Ducey 'Next Step' Watch: Day 36. Revenue-Neutral Noodling

I listened to the 2 hour, 45 minute audio of Tuesday's Classrooms First Initiative Council meeting and can report that nothing happened.

OK, that's not entirely true. In the weeks following the May 17 vote on Prop 123 vote, a number of people and organizations submitted school funding proposals to the council—revenue-neutral proposals for moving around existing funds, not adding money to the education budget—and on Tuesday they got up one by one and explained their proposals to the council. In other words, very serious people presented very serious proposals, which very serious council members listened to very seriously. If I had been at the meeting, I'm sure I would have seen very serious nodding of heads by the council members as well. Everyone got their say, but that doesn't mean much. The only people who matter are the council members. It's up to them to make the final funding proposals. They can take what they want from the submitted ideas and leave the rest.

I may write about the proposals in a later post, but right now I want to look at the council members, since they're the ones who will decide which proposals to listen to and which to ignore. Five members represent charter schools, including Greg Miller, the President of the State Board of Education who founded Challenge Charter School, and Kathy Senseman, President of the State Board of Charter Schools. Four of them represent school districts—two superintendents, a chief financial officer and a teacher. That's a 5-4 split in favor of charter schools, in a state where students attending district schools outnumber charter school students 5-1.

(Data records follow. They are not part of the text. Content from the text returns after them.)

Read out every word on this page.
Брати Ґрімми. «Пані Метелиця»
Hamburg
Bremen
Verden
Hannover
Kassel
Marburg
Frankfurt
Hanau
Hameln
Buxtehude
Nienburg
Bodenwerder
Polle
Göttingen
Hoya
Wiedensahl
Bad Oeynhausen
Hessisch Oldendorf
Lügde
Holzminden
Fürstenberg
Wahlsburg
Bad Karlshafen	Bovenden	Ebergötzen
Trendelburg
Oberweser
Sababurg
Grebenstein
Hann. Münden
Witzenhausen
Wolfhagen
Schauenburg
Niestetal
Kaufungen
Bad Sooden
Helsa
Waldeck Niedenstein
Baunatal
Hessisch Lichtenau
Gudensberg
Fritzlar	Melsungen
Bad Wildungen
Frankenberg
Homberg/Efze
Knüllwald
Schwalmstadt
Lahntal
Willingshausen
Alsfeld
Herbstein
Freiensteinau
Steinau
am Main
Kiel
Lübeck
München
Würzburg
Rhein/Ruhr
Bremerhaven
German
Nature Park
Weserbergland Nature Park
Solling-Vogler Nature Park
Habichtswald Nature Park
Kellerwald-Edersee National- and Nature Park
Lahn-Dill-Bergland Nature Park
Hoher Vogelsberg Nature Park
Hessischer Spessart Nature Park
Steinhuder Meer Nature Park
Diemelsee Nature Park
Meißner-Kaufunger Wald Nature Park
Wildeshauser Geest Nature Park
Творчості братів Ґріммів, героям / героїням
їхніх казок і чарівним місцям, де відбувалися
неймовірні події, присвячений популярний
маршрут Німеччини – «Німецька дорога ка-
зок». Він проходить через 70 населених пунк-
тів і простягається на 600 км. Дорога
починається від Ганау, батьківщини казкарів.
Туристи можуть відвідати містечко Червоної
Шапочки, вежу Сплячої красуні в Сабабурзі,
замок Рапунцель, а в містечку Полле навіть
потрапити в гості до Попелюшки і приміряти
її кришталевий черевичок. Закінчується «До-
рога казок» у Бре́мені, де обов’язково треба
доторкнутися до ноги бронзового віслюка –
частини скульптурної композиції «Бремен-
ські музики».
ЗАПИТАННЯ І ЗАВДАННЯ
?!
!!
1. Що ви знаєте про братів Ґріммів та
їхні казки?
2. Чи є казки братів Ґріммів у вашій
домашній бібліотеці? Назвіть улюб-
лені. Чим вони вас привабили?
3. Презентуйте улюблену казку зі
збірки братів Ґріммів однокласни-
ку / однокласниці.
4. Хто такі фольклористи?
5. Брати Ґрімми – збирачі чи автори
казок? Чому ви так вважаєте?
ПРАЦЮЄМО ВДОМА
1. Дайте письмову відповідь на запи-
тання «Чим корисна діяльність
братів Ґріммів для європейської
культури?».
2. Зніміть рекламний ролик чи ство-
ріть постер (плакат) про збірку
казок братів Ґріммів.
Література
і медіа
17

Co-chairing the council are Doug Ducey and Jim Swanson, the only two council members with no direct connection to education. Ducey's anti-funding, pro-privatization stance on education is an open book, but we don't know much about Swanson. He's the President and CEO of Kitchell Corporation, a commercial contracting business whose market includes, according to its website, "K-12: Building and renovating facilities that make best use of public funds and stand the test of time." If more charter schools are built, Swanson stands to reap some of the benefits. His only other education connection, so far as I could find, is a December, 2014, guest opinion in the AZ Republic singing the praises of tax credits for private schools. He's definitely an education privatization kind of guy.

To sum up, the council has 7 votes for charter schools and privatization, 4 votes for district-based public school education. Also on the council are Ed Supe Diane Douglas and Dawn Wallace, an Education Policy Advisor at the Department of Ed. Even if the two of them side with the district people, it's still a 7-6 majority for funding proposals favoring charters.

Ducey hasn't spoken publicly about the Tuesday meeting yet, and no one in the media has asked him the "next step" question for awhile so far as I've seen. I don't know if Ducey is planning to proclaim the work of the Classrooms First Initiative Council part of his "next step." If so, it will be the first step in his expected post-Prop-123 dance away from the idea of increasing education funding. If not, well, here we are, Day 36 of the Ducey "Next Step" watch, and still, nothing.